The method of claim 14, wherein the halopolymer layer contains homopolymers and copolymers of poly (chlorotrifluoroethylene) and the naphthalene-containing polymer layer consists of homopolymers and copolymers of poly (ethylene naphthalate).

23. A method for producing a multilayer film, which is to laminate a layer of a halopolymer to a layer of the naphthalene-containing polymer by an intermediate adhesive layer.

24. The method of claim 23 further comprises laminating another layer of a naphthalene-containing polymer layer to the halopolymer layer by another intermediate adhesive layer.

25. The method of claim 23 further comprises laminating another layer of a halopolymer to the naphthalene-containing polymer layer by another intermediate adhesive layer.

26. The method of claim 23 further comprises joining one layer of a thermoplastic polymer to another surface of the polymer layer containing naphthalene and to another surface of the halopolymer layer by another intermediate adhesive layer.

27. The method of claim 23 further comprises orienting the film uniaxially or biaxially.

The method of claim 23, wherein the halopolymer layer consists of at least one fluoropolymer, chloropolymer or fluorochloropolymer having from about 2 to about 20 carbon atoms, wherein at least one carbon atom is substituted with when minus one halogen atom.

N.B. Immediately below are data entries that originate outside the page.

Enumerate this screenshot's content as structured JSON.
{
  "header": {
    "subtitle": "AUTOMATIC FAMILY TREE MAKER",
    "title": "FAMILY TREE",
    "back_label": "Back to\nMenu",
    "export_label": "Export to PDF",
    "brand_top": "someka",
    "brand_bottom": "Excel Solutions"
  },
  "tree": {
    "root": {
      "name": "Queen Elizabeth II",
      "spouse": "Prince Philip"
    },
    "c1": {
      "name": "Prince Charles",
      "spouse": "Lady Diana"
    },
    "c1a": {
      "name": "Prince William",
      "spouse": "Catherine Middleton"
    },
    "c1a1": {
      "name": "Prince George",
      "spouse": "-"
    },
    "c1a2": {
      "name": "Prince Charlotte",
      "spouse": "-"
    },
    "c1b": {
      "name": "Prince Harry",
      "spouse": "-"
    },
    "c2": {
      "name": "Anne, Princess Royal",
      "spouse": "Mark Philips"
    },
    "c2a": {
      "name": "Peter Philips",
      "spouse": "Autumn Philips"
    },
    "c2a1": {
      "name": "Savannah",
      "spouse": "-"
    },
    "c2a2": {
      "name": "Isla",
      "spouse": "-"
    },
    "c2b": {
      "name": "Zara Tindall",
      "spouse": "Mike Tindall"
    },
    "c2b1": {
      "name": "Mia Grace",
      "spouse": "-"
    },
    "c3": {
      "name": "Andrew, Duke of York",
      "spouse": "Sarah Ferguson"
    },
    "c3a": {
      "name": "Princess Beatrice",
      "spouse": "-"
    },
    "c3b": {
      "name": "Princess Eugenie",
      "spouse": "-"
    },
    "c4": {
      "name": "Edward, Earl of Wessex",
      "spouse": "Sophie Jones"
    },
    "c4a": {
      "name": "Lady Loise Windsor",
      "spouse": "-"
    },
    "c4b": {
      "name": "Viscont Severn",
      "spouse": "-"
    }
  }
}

The method of claim 23, wherein the halopolymer layer consists of a material selected from the group consisting of poly (chlorotrifluoroethylene) homopolymers and copolymers and ethylene chlorotrifluoroethylene copolymer, ethylene-tetrafluoroethylene copolymer, ethylene-propylene copolymers fluorinated, perfluoroalkoxy polymer, poly (vinylidene fluoride), poly (vinyl fluoride), poly (vinylidene chloride), poly (vinyl chloride), homopolymers and copolymers of tetrafluoroethylene, homopolymers and copolymers of hexafluoropropylene, homopolymers and fluoride copolymers of vinylidene and mixtures thereof.

The method of claim 23, wherein the film of the naphthalene-containing polymer comprises a material selected from the group consisting of poly (ethylene naphthalate), poly (butylene naphthalate), and copolymers and mixtures thereof.

31. The method of claim 23, wherein the halopolymer layer contains a material selected from the group consisting of poly (chlorotrifluoroethylene) homopolymers and copolymers and the naphthalene-containing polymer layer consists of a material selected from the group consisting of in poly (ethylene naphthalate) homopolymers and copolymers.